LPA-VD sans qu'il soit nécessaire d'ordonner un échange d'écritures. La

décision attaquée est confirmée. Par ailleurs, dans la mesure où le recourant,

dont une précédente demande de reconsidération a été rejetée il y a quelques

mois à peine persiste à remettre en cause les décisions en force le concernant,

le présent recours est dilatoire et confine à la témérité. L'attention du

recourant et de son mandataire est formellement attirée sur la teneur de l'art.

39.

LPA-VD qui permet d'infliger une amende de 1'000 fr. au plus à quiconque

engage une procédure téméraire, use de procédés abusifs ou perturbe

l'avancement d'une procédure.

Vu le sort de la cause, un émolument judiciaire est

mis à la charge du recourant (art. 46 al. 3 et 49 al. 1 LPA-VD) et il n'est pas

alloué de dépens (art. 55 al. 1, 56 al. 3, 91 et 99 LPA-VD).

Par

ces motifs

la Cour de droit administratif et public

du Tribunal cantonal

arrête:

I.

Le recours est rejeté.

II.

La décision du Service de la population, du 12 janvier 2016, est

confirmée.

III.

Un émolument de justice de 600 (six cents) francs est mis à la charge de

X.________.

IV.

Il n'est pas alloué de dépens.

Lausanne, le 10 mars 2016

La présidente: La

greffière:

Le présent arrêt est communiqué aux destinataires de

l'avis d'envoi ci-joint, ainsi qu'au Secrétariat d'Etat aux migrations.

Il peut faire l'objet, dans les trente jours suivant sa

notification, d'un recours au Tribunal fédéral.

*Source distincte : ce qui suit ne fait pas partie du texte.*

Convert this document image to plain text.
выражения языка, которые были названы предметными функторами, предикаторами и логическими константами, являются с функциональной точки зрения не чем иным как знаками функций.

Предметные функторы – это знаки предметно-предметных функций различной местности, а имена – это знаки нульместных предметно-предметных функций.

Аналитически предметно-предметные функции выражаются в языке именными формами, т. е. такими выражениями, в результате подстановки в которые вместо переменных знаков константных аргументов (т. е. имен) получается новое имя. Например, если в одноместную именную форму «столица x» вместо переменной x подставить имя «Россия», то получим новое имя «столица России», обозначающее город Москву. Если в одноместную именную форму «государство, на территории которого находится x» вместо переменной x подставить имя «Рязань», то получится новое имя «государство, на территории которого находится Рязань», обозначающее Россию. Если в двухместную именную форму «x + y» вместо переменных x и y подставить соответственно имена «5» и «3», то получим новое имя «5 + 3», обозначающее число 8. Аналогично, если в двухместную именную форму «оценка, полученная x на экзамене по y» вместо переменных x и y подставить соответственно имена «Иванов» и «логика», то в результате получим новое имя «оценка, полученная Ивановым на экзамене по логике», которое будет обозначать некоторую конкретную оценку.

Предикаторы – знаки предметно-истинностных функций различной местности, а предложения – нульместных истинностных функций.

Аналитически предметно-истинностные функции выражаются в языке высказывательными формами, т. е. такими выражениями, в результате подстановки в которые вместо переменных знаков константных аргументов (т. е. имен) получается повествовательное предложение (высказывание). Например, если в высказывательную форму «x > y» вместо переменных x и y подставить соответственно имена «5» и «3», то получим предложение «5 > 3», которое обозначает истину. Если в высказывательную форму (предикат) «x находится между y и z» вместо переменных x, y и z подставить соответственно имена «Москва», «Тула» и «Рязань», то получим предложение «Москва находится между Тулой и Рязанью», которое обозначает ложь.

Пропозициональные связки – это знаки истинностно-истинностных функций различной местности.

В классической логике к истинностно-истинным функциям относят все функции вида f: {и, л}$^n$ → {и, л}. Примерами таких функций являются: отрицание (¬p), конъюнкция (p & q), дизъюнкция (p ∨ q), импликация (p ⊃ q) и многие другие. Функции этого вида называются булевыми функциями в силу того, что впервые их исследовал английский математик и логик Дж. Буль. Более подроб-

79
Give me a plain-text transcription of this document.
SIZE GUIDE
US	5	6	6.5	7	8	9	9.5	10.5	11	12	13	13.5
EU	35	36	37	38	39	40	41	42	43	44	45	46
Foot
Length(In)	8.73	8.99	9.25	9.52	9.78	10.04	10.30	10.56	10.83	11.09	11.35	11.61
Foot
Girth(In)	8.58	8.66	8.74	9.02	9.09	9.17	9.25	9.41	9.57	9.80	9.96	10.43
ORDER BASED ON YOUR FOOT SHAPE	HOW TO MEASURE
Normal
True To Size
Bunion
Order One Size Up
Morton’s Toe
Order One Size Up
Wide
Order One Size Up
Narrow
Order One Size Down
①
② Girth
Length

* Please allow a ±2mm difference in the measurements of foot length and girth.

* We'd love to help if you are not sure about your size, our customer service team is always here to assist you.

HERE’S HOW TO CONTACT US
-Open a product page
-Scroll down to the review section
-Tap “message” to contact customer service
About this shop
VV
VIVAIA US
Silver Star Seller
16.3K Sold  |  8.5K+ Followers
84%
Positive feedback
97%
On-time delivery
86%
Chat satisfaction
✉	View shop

Le recours en matière de droit

public s'exerce aux conditions des articles 82 ss de la loi du 17 juin 2005 sur

le Tribunal fédéral (LTF - RS 173.110), le recours constitutionnel subsidiaire

à celles des articles 113 ss LTF. Le mémoire de recours doit être rédigé dans

une langue officielle, indiquer les conclusions, les motifs et les moyens de

preuve, et être signé. Les motifs doivent exposer succinctement en quoi l’acte

attaqué viole le droit. Les pièces invoquées comme moyens de preuve doivent

être jointes au mémoire, pour autant qu’elles soient en mains de la partie; il

en va de même de la décision attaquée.